REAL CITANỒ: PENALIZZAZIONI ESAGERATE. UN INCORAGGIAMENTO ALLA FAMIGLIA PELONI

Brutte notizie dal comunicato della Lega per il Real Citanò penalizzato da due giornate di squalifica per Michele Traini e cinque del terzino Roberto Marrocco. Il giocatore e la società hanno evidenziato la mano pesante adoperata nei riguardi di Marocco in quanto il provvedimento sembra esagerato rispetto a come si sono svolti i fatti. “A fine gara – ha commentato, difatti, il ds Emanuele Trementozzi – ho chiesto scusa al direttore di gara per le proteste, delle quali Marrocco se ne è preso piena responsabilità davanti a tutta la squadra. Ma riteniamo ingiusto punire un ragazzo per qualcosa che non ha commesso, a maggior ragione passando davanti agli occhi dell’opinione pubblica come un violento. La società ha ripreso il ragazzo per l’esagerata protesta e per l’espulsione dopo appena tredici minuti, ma si schiera dalla parte dello stesso in relazione al lungo stop, che di certo non meritava in questa misura.
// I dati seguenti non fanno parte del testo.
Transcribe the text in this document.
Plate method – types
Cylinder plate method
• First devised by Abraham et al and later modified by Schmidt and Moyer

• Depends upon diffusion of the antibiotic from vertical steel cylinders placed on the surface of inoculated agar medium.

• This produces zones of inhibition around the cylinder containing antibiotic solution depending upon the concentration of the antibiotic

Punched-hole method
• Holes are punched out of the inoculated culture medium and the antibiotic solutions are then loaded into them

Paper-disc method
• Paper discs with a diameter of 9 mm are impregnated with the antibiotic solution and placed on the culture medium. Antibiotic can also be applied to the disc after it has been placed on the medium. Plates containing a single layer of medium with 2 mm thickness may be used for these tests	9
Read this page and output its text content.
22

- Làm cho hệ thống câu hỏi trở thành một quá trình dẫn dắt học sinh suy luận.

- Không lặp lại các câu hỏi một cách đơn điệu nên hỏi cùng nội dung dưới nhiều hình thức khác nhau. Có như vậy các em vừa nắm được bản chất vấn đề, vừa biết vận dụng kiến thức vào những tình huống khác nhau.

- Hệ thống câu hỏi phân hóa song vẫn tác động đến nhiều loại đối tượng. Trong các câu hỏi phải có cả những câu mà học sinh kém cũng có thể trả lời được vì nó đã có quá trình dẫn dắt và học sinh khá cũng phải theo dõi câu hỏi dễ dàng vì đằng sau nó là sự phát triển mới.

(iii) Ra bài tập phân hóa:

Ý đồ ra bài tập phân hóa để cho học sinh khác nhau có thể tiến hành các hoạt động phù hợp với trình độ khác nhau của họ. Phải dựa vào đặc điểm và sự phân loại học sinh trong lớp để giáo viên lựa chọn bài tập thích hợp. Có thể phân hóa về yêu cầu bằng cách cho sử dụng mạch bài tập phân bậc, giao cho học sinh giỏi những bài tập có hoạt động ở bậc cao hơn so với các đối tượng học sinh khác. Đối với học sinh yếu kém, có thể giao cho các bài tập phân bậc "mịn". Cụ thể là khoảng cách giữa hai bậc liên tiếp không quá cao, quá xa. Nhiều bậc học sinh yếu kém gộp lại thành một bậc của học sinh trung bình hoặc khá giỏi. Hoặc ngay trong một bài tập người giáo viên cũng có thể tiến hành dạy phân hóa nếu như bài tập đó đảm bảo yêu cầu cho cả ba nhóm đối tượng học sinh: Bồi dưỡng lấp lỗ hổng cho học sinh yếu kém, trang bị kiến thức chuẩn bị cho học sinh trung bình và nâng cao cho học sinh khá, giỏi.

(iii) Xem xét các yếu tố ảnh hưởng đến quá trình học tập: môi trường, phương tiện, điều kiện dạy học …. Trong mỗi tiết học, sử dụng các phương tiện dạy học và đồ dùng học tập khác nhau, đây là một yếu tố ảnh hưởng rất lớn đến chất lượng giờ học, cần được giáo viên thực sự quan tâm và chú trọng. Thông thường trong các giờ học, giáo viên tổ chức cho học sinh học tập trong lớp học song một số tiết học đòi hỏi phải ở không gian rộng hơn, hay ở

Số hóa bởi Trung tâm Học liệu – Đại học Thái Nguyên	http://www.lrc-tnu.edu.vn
In ogni caso siamo consapevoli di dover registrare il nostro comportamento verso gli arbitri, cercando di limitare al massimo le rimostranze in campo e cercando di aiutare i direttori di gara nelle loro prestazioni”.
Situazione disciplinare a parte, il Real Citanò ha espresso il proprio affetto e vicinanza alla famiglia montefanese Peloni che, in settimana, ha affrontato una difficile battaglia contro la leucemia. All’Ospedale Torrette di Ancona, infatti, il dirigente Ivano si è sottoposto ad intervento chirurgico, grazie alla donazione del midollo osseo da parte di suo figlio Lorenzo (nella foto), calciatore dell’Accademia Calcio, militante in terza categoria girone H.